Pudney and Auden

One of the discoveries of Thank Goodness for Cake was that John Pudney was at school with Auden. He was two years older and fell in love with Pudney in his final term at Gresham’s in a very decorous manner “We still addressed each other by our surnames”. Pudney was awed by this older boy and as they were in separate houses their contact was limited to ‘long rambling walks’ which Pudney found magical. “Wystan did not talk like a boy. He spoke a language which was mature, worldly, intellectually challenging”. They discussed poetry and Auden showed Pudney the poems which would be published by Faber although Pudney was too admiring to be able to offer much criticism whereas Auden was very critical of Pudney’s efforts. Later Auden wrote to him
“Never write from your head, write from your cock. Don’t force yourself mentally. Unless the original impulse comes from the guts and gives you a nice warm feeling up the spine, it is cerebral and bogus… Much poetry today is of this kind, emotional frigging.”

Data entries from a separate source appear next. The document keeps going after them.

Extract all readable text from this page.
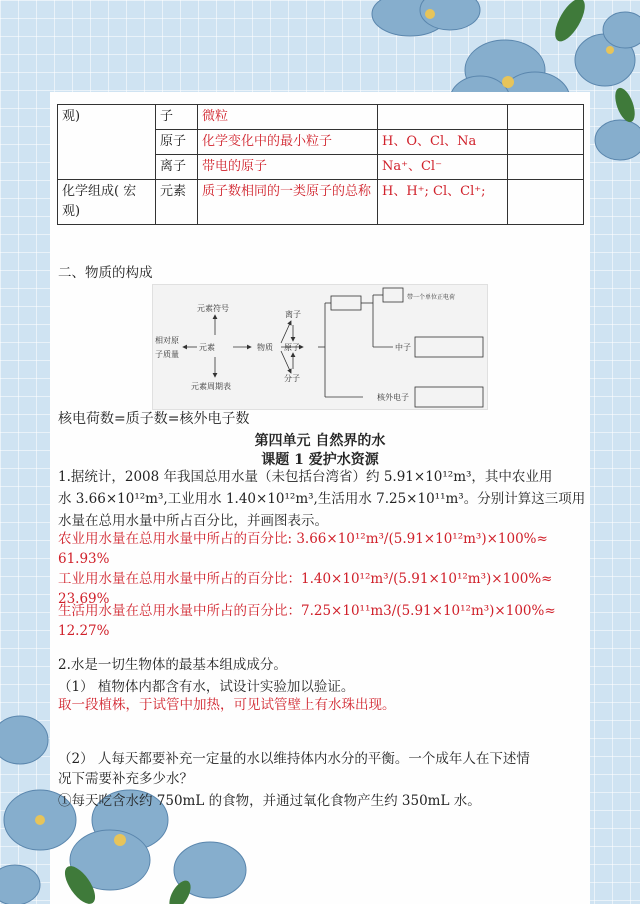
观)	子	微粒		
	原子	化学变化中的最小粒子	H、O、Cl、Na	
	离子	带电的原子	Na⁺、Cl⁻	
化学组成( 宏观)	元素	质子数相同的一类原子的总称	H、H⁺; Cl、Cl⁺;	
二、物质的构成
元素符号
相对原
子质量
元素	物质
离子
原子
分子
元素周期表
带一个单位正电荷
中子
核外电子
核电荷数=质子数=核外电子数
第四单元 自然界的水
课题 1 爱护水资源
1.据统计，2008 年我国总用水量（未包括台湾省）约 5.91×10¹²m³，其中农业用
水 3.66×10¹²m³,工业用水 1.40×10¹²m³,生活用水 7.25×10¹¹m³。分别计算这三项用
水量在总用水量中所占百分比，并画图表示。
农业用水量在总用水量中所占的百分比: 3.66×10¹²m³/(5.91×10¹²m³)×100%≈
61.93%
工业用水量在总用水量中所占的百分比：1.40×10¹²m³/(5.91×10¹²m³)×100%≈
23.69%
生活用水量在总用水量中所占的百分比：7.25×10¹¹m3/(5.91×10¹²m³)×100%≈
12.27%
2.水是一切生物体的最基本组成成分。
（1） 植物体内都含有水，试设计实验加以验证。
取一段植株，于试管中加热，可见试管壁上有水珠出现。
（2） 人每天都要补充一定量的水以维持体内水分的平衡。一个成年人在下述情
况下需要补充多少水？
①每天吃含水约 750mL 的食物，并通过氧化食物产生约 350mL 水。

Of Auden’s Poems, which were published by Faber in 1930 Pudney says
“The volume itself made a greater impact on me than any work before or since. The tattered thumbed text is still treasured, not only for itself, but as a symbol of some magic, bright, quick, hard which illuminated the autumn sky in my twenty-first year” TGFC p52
Pudney continues “The following year, Auden himself made a very different impact. He was staying in London and wrote me a note asking for my photograph”. Pudney realises this was to see if he’d grown up pretty as he had been at school. He had and so Auden visits him but “When he came round, there were no concessions to love. It was just meat he was after.”
Pudney gave Auden more of his poems to read and Auden writes to him
18th September 1932
My dear John,
I’ve read your poems through a number of times. They’re no use. They’re very much better than what two or three thousand young Englishmen with literary interests are doing; any living writer under forty who is any good has written the same sort of thing, but in themselves they are quite worthless. Don’t think I despise you for writing them; your ego has got to shed its droppings just as your intestines have to; but they’ve exactly the same hygienic value and no more. They’re droppings and not babies. Don’t ask me what you’re to do because I havent the slightest idea. What I feel inclined to say is, chuck all this literary business. Go and do something useful like digging roads or organising strikes. Forget about yourself, learn to say ‘I’m very ordinary’ and one day perhaps it will come back to you. He who loses his life shall find it. The literatteur is as useless to society as a collar stud to a nude woman.
If I can ever help you in any way let me know.
Love
Wystan Auden
I think I’d have given up writing poems at this point but Pudney perseveres and his first collection, Spring Encounter published in 1933.